We've all developed into decent songwriters and
great live performers, but my wife, like since she was 16 years old
she was writing incredible songs. Like she's a songwriter first and
her voice is just incredible. She's got this range where she sings opera.
She can sing, like, just everything, you know. She's super talented
and she's starting to get off the ground and her band is starting to
develop, but I got to do some drums on her record. Her producer wanted
someone with studio experience to play drums, so I came in and laid
down some stuff.
Tobbe: The tricky parts, I guess.
Arejay: Yeah, yeah, but her drummer is actually
one of my students, so I've done a little teaching and Kayla Miller
is awesome. She's a kick-ass drummer and she's improved so much since
I've worked with her. It's been fun to, like, dabbling those things,
and writing, and teaching and everything, you know. So as far as the
future goes, it's just, you know, "Bring it on, man." The
sky is the limit.
So honestly, regarding popularity. How far will Halestorm eventually go?
Arejay: Oh God, I don't know. As far as we're
gonna kick that horse, man. I don't even know what that term means.

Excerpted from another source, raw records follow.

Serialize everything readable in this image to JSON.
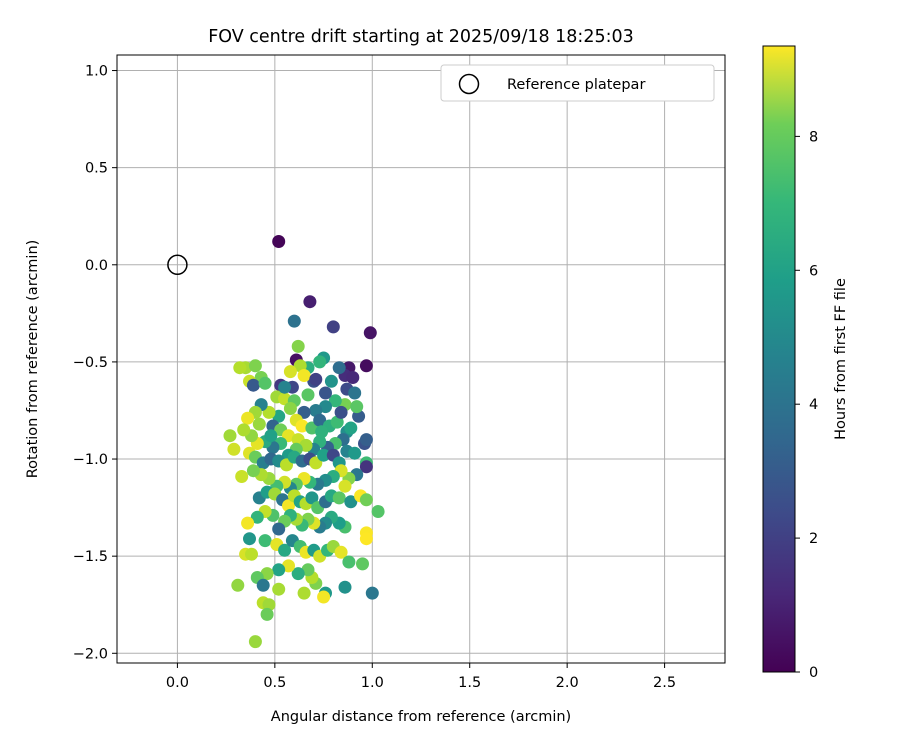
{
  "chart_data": {
    "type": "scatter",
    "title": "FOV centre drift starting at 2025/09/18 18:25:03",
    "xlabel": "Angular distance from reference (arcmin)",
    "ylabel": "Rotation from reference (arcmin)",
    "xlim": [
      -0.31,
      2.81
    ],
    "ylim": [
      -2.05,
      1.08
    ],
    "xticks": [
      0.0,
      0.5,
      1.0,
      1.5,
      2.0,
      2.5
    ],
    "xtick_labels": [
      "0.0",
      "0.5",
      "1.0",
      "1.5",
      "2.0",
      "2.5"
    ],
    "yticks": [
      1.0,
      0.5,
      0.0,
      -0.5,
      -1.0,
      -1.5,
      -2.0
    ],
    "ytick_labels": [
      "1.0",
      "0.5",
      "0.0",
      "−0.5",
      "−1.0",
      "−1.5",
      "−2.0"
    ],
    "grid": true,
    "legend": {
      "position": "top-right",
      "label": "Reference platepar"
    },
    "reference_point": {
      "x": 0.0,
      "y": 0.0
    },
    "colorbar": {
      "label": "Hours from first FF file",
      "min": 0,
      "max": 9.35,
      "ticks": [
        0,
        2,
        4,
        6,
        8
      ],
      "tick_labels": [
        "0",
        "2",
        "4",
        "6",
        "8"
      ],
      "colormap": "viridis"
    },
    "points": [
      [
        0.52,
        0.12,
        0.1
      ],
      [
        0.68,
        -0.19,
        0.8
      ],
      [
        0.99,
        -0.35,
        0.5
      ],
      [
        0.8,
        -0.32,
        1.8
      ],
      [
        0.6,
        -0.29,
        3.5
      ],
      [
        0.97,
        -0.52,
        0.3
      ],
      [
        0.61,
        -0.49,
        0.4
      ],
      [
        0.88,
        -0.53,
        0.6
      ],
      [
        0.86,
        -0.57,
        1.2
      ],
      [
        0.53,
        -0.62,
        1.5
      ],
      [
        0.59,
        -0.63,
        2.0
      ],
      [
        0.7,
        -0.6,
        2.3
      ],
      [
        0.75,
        -0.48,
        5.0
      ],
      [
        0.73,
        -0.5,
        6.1
      ],
      [
        0.67,
        -0.53,
        5.8
      ],
      [
        0.62,
        -0.42,
        7.6
      ],
      [
        0.63,
        -0.52,
        8.2
      ],
      [
        0.65,
        -0.57,
        9.2
      ],
      [
        0.58,
        -0.55,
        8.8
      ],
      [
        0.43,
        -0.58,
        7.4
      ],
      [
        0.35,
        -0.53,
        8.1
      ],
      [
        0.4,
        -0.52,
        7.5
      ],
      [
        0.37,
        -0.6,
        8.6
      ],
      [
        0.32,
        -0.53,
        8.3
      ],
      [
        0.39,
        -0.62,
        2.6
      ],
      [
        0.45,
        -0.61,
        6.8
      ],
      [
        0.51,
        -0.68,
        8.0
      ],
      [
        0.55,
        -0.69,
        8.5
      ],
      [
        0.6,
        -0.7,
        7.0
      ],
      [
        0.67,
        -0.67,
        6.9
      ],
      [
        0.79,
        -0.6,
        4.8
      ],
      [
        0.83,
        -0.53,
        3.3
      ],
      [
        0.9,
        -0.58,
        1.1
      ],
      [
        0.87,
        -0.64,
        2.1
      ],
      [
        0.91,
        -0.66,
        3.6
      ],
      [
        0.93,
        -0.78,
        2.7
      ],
      [
        0.86,
        -0.72,
        7.4
      ],
      [
        0.81,
        -0.7,
        6.2
      ],
      [
        0.76,
        -0.73,
        4.4
      ],
      [
        0.71,
        -0.75,
        3.9
      ],
      [
        0.65,
        -0.76,
        2.8
      ],
      [
        0.61,
        -0.8,
        8.9
      ],
      [
        0.58,
        -0.74,
        7.7
      ],
      [
        0.52,
        -0.78,
        5.5
      ],
      [
        0.47,
        -0.76,
        8.3
      ],
      [
        0.43,
        -0.72,
        4.1
      ],
      [
        0.4,
        -0.76,
        8.0
      ],
      [
        0.36,
        -0.79,
        9.1
      ],
      [
        0.42,
        -0.82,
        7.9
      ],
      [
        0.49,
        -0.83,
        3.0
      ],
      [
        0.53,
        -0.85,
        7.3
      ],
      [
        0.57,
        -0.88,
        9.0
      ],
      [
        0.62,
        -0.9,
        8.6
      ],
      [
        0.64,
        -0.83,
        9.3
      ],
      [
        0.69,
        -0.84,
        6.7
      ],
      [
        0.73,
        -0.8,
        3.2
      ],
      [
        0.78,
        -0.83,
        5.9
      ],
      [
        0.82,
        -0.81,
        6.4
      ],
      [
        0.87,
        -0.86,
        4.6
      ],
      [
        0.89,
        -0.84,
        5.4
      ],
      [
        0.85,
        -0.9,
        3.4
      ],
      [
        0.81,
        -0.92,
        6.6
      ],
      [
        0.77,
        -0.94,
        2.9
      ],
      [
        0.73,
        -0.91,
        6.0
      ],
      [
        0.7,
        -0.95,
        4.2
      ],
      [
        0.66,
        -0.93,
        8.1
      ],
      [
        0.61,
        -0.95,
        7.1
      ],
      [
        0.57,
        -0.98,
        5.1
      ],
      [
        0.53,
        -0.92,
        6.3
      ],
      [
        0.49,
        -0.94,
        3.7
      ],
      [
        0.45,
        -0.91,
        5.7
      ],
      [
        0.41,
        -0.92,
        9.0
      ],
      [
        0.38,
        -0.88,
        7.8
      ],
      [
        0.34,
        -0.85,
        8.2
      ],
      [
        0.27,
        -0.88,
        8.0
      ],
      [
        0.29,
        -0.95,
        8.7
      ],
      [
        0.37,
        -0.97,
        8.9
      ],
      [
        0.4,
        -0.99,
        7.2
      ],
      [
        0.44,
        -1.02,
        4.0
      ],
      [
        0.48,
        -1.0,
        3.1
      ],
      [
        0.52,
        -1.01,
        4.5
      ],
      [
        0.56,
        -1.03,
        8.4
      ],
      [
        0.6,
        -0.99,
        5.6
      ],
      [
        0.64,
        -1.01,
        3.3
      ],
      [
        0.68,
        -1.0,
        2.2
      ],
      [
        0.71,
        -1.02,
        8.5
      ],
      [
        0.75,
        -0.98,
        5.3
      ],
      [
        0.8,
        -0.98,
        2.0
      ],
      [
        0.83,
        -1.02,
        4.9
      ],
      [
        0.87,
        -0.96,
        4.2
      ],
      [
        0.91,
        -0.97,
        5.0
      ],
      [
        0.96,
        -0.92,
        2.4
      ],
      [
        0.97,
        -0.9,
        2.8
      ],
      [
        0.97,
        -1.02,
        6.4
      ],
      [
        0.97,
        -1.04,
        1.4
      ],
      [
        0.92,
        -1.08,
        3.7
      ],
      [
        0.88,
        -1.1,
        7.6
      ],
      [
        0.84,
        -1.06,
        8.8
      ],
      [
        0.8,
        -1.09,
        5.8
      ],
      [
        0.76,
        -1.11,
        4.6
      ],
      [
        0.72,
        -1.13,
        3.8
      ],
      [
        0.68,
        -1.12,
        6.2
      ],
      [
        0.65,
        -1.1,
        9.1
      ],
      [
        0.61,
        -1.13,
        7.0
      ],
      [
        0.58,
        -1.15,
        4.3
      ],
      [
        0.55,
        -1.12,
        8.7
      ],
      [
        0.51,
        -1.14,
        6.5
      ],
      [
        0.47,
        -1.1,
        7.9
      ],
      [
        0.43,
        -1.08,
        8.2
      ],
      [
        0.39,
        -1.06,
        7.4
      ],
      [
        0.33,
        -1.09,
        8.6
      ],
      [
        0.42,
        -1.2,
        4.1
      ],
      [
        0.46,
        -1.17,
        5.2
      ],
      [
        0.5,
        -1.18,
        8.0
      ],
      [
        0.54,
        -1.21,
        3.6
      ],
      [
        0.57,
        -1.24,
        9.2
      ],
      [
        0.6,
        -1.19,
        8.4
      ],
      [
        0.63,
        -1.22,
        5.4
      ],
      [
        0.66,
        -1.23,
        8.3
      ],
      [
        0.69,
        -1.2,
        4.9
      ],
      [
        0.72,
        -1.25,
        6.8
      ],
      [
        0.76,
        -1.22,
        3.4
      ],
      [
        0.79,
        -1.19,
        5.6
      ],
      [
        0.83,
        -1.2,
        6.9
      ],
      [
        0.86,
        -1.14,
        8.8
      ],
      [
        0.89,
        -1.22,
        4.7
      ],
      [
        0.94,
        -1.19,
        9.3
      ],
      [
        0.97,
        -1.21,
        7.3
      ],
      [
        1.03,
        -1.27,
        6.8
      ],
      [
        0.97,
        -1.38,
        9.3
      ],
      [
        0.97,
        -1.41,
        9.4
      ],
      [
        0.86,
        -1.35,
        6.6
      ],
      [
        0.83,
        -1.33,
        5.2
      ],
      [
        0.79,
        -1.3,
        5.7
      ],
      [
        0.76,
        -1.33,
        4.5
      ],
      [
        0.73,
        -1.35,
        3.9
      ],
      [
        0.7,
        -1.33,
        8.9
      ],
      [
        0.67,
        -1.31,
        7.5
      ],
      [
        0.64,
        -1.34,
        6.3
      ],
      [
        0.61,
        -1.31,
        8.1
      ],
      [
        0.58,
        -1.29,
        6.0
      ],
      [
        0.55,
        -1.32,
        7.2
      ],
      [
        0.52,
        -1.36,
        3.1
      ],
      [
        0.49,
        -1.29,
        6.7
      ],
      [
        0.45,
        -1.27,
        8.5
      ],
      [
        0.41,
        -1.3,
        6.1
      ],
      [
        0.36,
        -1.33,
        9.2
      ],
      [
        0.37,
        -1.41,
        4.9
      ],
      [
        0.45,
        -1.42,
        6.4
      ],
      [
        0.51,
        -1.44,
        9.0
      ],
      [
        0.55,
        -1.47,
        5.6
      ],
      [
        0.59,
        -1.42,
        4.3
      ],
      [
        0.63,
        -1.45,
        6.5
      ],
      [
        0.66,
        -1.48,
        9.1
      ],
      [
        0.7,
        -1.47,
        5.1
      ],
      [
        0.73,
        -1.5,
        8.7
      ],
      [
        0.77,
        -1.47,
        6.2
      ],
      [
        0.8,
        -1.45,
        7.9
      ],
      [
        0.84,
        -1.48,
        9.0
      ],
      [
        0.88,
        -1.53,
        6.6
      ],
      [
        0.95,
        -1.54,
        7.0
      ],
      [
        0.86,
        -1.66,
        4.7
      ],
      [
        0.76,
        -1.69,
        5.0
      ],
      [
        0.71,
        -1.64,
        7.5
      ],
      [
        0.69,
        -1.61,
        8.3
      ],
      [
        0.67,
        -1.57,
        7.1
      ],
      [
        0.62,
        -1.59,
        5.8
      ],
      [
        0.57,
        -1.55,
        9.0
      ],
      [
        0.52,
        -1.57,
        5.4
      ],
      [
        0.46,
        -1.59,
        7.7
      ],
      [
        0.41,
        -1.61,
        7.0
      ],
      [
        0.35,
        -1.49,
        8.8
      ],
      [
        0.38,
        -1.49,
        8.4
      ],
      [
        0.31,
        -1.65,
        7.8
      ],
      [
        0.44,
        -1.65,
        3.7
      ],
      [
        0.52,
        -1.67,
        8.1
      ],
      [
        0.65,
        -1.69,
        8.2
      ],
      [
        0.75,
        -1.71,
        9.2
      ],
      [
        0.44,
        -1.74,
        8.4
      ],
      [
        0.47,
        -1.75,
        8.0
      ],
      [
        0.46,
        -1.8,
        7.2
      ],
      [
        0.4,
        -1.94,
        7.9
      ],
      [
        1.0,
        -1.69,
        3.7
      ],
      [
        0.71,
        -0.59,
        1.8
      ],
      [
        0.76,
        -0.66,
        2.5
      ],
      [
        0.55,
        -0.63,
        4.2
      ],
      [
        0.48,
        -0.88,
        5.3
      ],
      [
        0.92,
        -0.73,
        6.9
      ],
      [
        0.84,
        -0.76,
        2.3
      ],
      [
        0.74,
        -0.86,
        6.0
      ]
    ]
  }
}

It's terrible. [Laughs] As far as we can push this band and as big we
can get it. The one thing that got us to where we are is being so true
to ourselves and never feeling like we have to sell out, never feeling
we need to use backtracks or need to use anything. You know, we've always
strived on just trying to be a really organic and real band, you know.
And also interacting with our fans, like I'm
constantly on Twitter. All of us are constantly interacting with our
fans and it makes it fun for us and it makes it fun for them. I feel
a really close personal relationship with the fans that we've met, especially
over here. You know, it's so far away from home, but they make us feel
that we're right at home, so. So I think as long as we stay true to
that we'll just keep on going until it decides to not go anymore.
Tobbe: A lot of the bigger artists have
been for around for like 30 to 50 years
Arejay: Well, we'll not quit anytime soon, so.
[Laughs] We love it too much. We don't wanna stop.
but is it even possible to
see such a distant future?
Arejay: I think so. There's a thing I say to
a lot of up-and-coming bands when they ask me for advice. Like "How
do you get to that level?" and one of the greater pieces of advice
that I've given was "Don't break up!", because I've seen so
many bands that get so close, and then something doesn't happen and
they just kind of break up and they give up. But it takes so many tries
before you finally hit something, you know. We had so many opportunities
to be dropped and done and gone, but we just kept on going, you know,
'cause that was our mentality.
We never tried to be famous. We didn't care about
that. We didn't care about success. We cared about making the music,
you know. So doing it for the right reasons is the best way to go about
and I think that the reason that a lot of bands actually make it to
that level is because they don't stop. Because they love it so much
that they don't wanna stop, you know.